Il serait inexact d'affirmer que ce document réfute ouvertement la doctrine catholique sur le sacerdoce. Ses auteurs sont trop prudents théologiquement pour une telle brutalité, et bien trop sournois et malhonnêtes. Leur méthode est d'une sophistication déviante : conserver le vocabulaire, déplacer l'accent, recadrer le contexte et laisser la pratique, au fil du temps, remodeler la croyance. Depuis la naissance de la Religion synodale en 1965, même si sous une forme légèrement différente, les révolutions doctrinales ont rarement procédé par une négation explicite. Le plus souvent, elles progressent par une réévaluation progressive des thèmes, des silences stratégiques et la normalisation graduelle de nouveaux paradigmes pastoraux qui entraînent implicitement des conséquences théologiques. Les hérétiques modernistes se faisant passer pour la hiérarchie catholique ont perfectionné l'art de la manipulation.

La présente proposition ne fait pas exception.

Vous avez été prévenus.

Que les "catholiques" qui fréquentent assidûment les églises synodales se réveillent ! Ce sacerdoce nouvellement proposé ne s'enracine plus fermement dans la réalité sacrificielle, hiérarchique et ontologique de l'Ordre, telle qu'enseignée par le Concile de Trente et constamment réaffirmée par la théologie traditionnelle de l'Église. Ce nouveau sacerdoce est une version édulcorée, même au regard des critères protestants qu'il s'efforce tant d'imiter.

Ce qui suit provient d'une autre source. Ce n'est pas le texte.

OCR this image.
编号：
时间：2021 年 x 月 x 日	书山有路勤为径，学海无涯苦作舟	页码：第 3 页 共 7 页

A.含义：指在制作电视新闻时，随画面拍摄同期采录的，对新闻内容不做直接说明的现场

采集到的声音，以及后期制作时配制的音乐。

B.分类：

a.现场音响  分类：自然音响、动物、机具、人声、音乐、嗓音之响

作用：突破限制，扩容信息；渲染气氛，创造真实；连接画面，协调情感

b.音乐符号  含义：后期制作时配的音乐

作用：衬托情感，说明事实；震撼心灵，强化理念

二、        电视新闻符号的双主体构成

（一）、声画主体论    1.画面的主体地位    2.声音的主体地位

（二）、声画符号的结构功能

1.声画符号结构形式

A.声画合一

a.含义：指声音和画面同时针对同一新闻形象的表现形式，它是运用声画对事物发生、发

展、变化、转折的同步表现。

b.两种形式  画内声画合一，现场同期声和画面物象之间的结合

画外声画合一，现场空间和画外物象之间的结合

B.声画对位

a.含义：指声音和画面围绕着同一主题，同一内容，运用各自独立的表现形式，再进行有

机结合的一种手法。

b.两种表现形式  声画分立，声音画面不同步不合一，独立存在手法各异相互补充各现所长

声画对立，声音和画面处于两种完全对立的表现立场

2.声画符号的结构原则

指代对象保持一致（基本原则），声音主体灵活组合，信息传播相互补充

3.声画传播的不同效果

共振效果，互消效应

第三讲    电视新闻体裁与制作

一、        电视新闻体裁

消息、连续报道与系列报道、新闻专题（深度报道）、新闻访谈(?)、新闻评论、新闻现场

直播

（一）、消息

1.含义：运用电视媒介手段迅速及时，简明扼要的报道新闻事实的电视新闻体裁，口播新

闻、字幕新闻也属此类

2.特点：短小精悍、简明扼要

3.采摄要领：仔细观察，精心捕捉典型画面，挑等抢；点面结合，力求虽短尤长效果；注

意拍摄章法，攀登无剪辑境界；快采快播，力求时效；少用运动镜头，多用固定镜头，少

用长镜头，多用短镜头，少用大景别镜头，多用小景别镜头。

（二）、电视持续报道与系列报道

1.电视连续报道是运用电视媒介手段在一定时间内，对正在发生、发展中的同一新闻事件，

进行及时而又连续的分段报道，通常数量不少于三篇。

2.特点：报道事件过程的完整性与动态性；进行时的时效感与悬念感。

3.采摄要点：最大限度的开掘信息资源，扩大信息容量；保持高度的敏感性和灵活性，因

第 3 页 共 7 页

Si vous vous trouvez dans cette abominable fausse religion qui s'insurge contre Dieu et annonce l'avènement de l'Antéchrist, sachez que bientôt vos "pasteurs" ne seront plus que de simples facilitateurs habiles de processus communautaires. Les prêtres dont vous avez besoin pour célébrer le Saint Sacrifice de la Messe et vous guider vers l'éternité — configurés à l'image de la Victime du Calvaire, marqués à jamais comme médiateurs entre Dieu et les hommes, gardiens des saints mystères et maîtres faisant autorité de la foi apostolique — seront introuvables.

Et leur absence sera préjudiciable à votre âme éternelle.